Il problema non è nel degrado delle periferie, nei bassi livelli di vita e di vivibilità dei quartieri, questi sono solo i risultati più evidenti di un malessere.
Solidarietà e partecipazione si stanno diffondendo e attraversano le città non solo più nelle periferie. In molti casi queste forme rappresentano l’unico modo per soddisfare bisogni essenziali: realizzare un parco, costruire un asilo, una casa o una struttura per ospitare gli immigrati. Le esperienze cooperative e del volontariato sono oggi una risorsa importante per rispondere nei contesti urbani ai bisogni primari (forse è anche per questo che da noi la situazione è meno incandescente). Ma sono anche la misura della febbre del crescente disagio sociale provocato dall’arretramento delle politiche pubbliche di welfare.
E’ per questo che sempre più forte e urgente si fa il bisogno di un nuovo progetto politico con valenza strategica e di interesse nazionale che colga la sfida di collegare lo sviluppo economico e le aree urbane secondo principi di equità e di giustizia. Per questo il soggetto pubblico deve recuperare autorevolezza e tornare a fare la regia dei processi di trasformazione urbana. Non si può essere fraintesi se si afferma che oggi la carenza principale del soggetto pubblico non sta nelle risorse economiche ma nella capacità di formulare con chiarezza politiche pubbliche.
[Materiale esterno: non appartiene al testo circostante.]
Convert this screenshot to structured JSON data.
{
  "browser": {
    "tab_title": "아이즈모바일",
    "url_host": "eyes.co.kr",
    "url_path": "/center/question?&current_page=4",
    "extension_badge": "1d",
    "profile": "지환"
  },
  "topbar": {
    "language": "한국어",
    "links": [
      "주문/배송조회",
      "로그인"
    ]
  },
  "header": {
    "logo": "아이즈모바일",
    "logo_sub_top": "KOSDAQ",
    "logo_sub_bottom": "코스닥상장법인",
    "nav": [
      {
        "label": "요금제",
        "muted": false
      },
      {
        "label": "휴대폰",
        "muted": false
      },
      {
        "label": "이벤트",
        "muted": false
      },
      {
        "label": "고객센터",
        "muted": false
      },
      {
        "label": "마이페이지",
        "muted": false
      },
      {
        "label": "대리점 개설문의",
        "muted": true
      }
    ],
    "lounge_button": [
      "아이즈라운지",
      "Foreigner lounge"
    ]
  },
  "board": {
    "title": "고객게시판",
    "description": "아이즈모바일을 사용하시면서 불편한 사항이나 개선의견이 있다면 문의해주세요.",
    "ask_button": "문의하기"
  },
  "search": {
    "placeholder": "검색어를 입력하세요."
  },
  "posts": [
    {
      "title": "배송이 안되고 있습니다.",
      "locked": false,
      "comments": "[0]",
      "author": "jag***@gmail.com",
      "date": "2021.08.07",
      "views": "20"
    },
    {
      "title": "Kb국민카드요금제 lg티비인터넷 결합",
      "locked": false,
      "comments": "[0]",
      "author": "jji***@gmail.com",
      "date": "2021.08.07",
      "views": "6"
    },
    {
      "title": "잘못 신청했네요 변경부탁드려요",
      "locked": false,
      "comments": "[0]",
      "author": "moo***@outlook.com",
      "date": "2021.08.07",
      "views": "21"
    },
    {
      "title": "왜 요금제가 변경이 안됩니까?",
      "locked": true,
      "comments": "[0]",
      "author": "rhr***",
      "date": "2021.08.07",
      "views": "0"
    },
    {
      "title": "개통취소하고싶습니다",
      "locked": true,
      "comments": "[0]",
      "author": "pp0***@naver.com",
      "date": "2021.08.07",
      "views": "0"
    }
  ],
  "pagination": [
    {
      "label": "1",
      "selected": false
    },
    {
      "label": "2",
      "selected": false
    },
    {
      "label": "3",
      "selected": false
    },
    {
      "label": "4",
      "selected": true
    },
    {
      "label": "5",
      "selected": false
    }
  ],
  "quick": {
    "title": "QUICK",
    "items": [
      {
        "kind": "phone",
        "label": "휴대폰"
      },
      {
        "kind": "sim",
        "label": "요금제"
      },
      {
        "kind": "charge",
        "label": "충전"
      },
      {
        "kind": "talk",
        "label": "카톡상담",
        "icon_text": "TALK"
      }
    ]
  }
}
Abbiamo bisogno di più mercato ma il mercato ha bisogno di più pubblico, e se guardiamo alle città comprendiamo quanto questa esigenza non si possa più rinviare oltre.
Le città sono cresciute, la campagna si è fatta metropoli senza passare per la città. Ciò che abbiamo davanti non è stabile, non è definitivo è, ancora, “disordine, precarietà tanto più grave e pericoloso perché si presenta sotto forma di agio, di meno peggio – mentre tutto, invece, sarebbe ancora da cominciare”. Cominciare, appunto, chiedendosi: Periferie si, ma di cosa?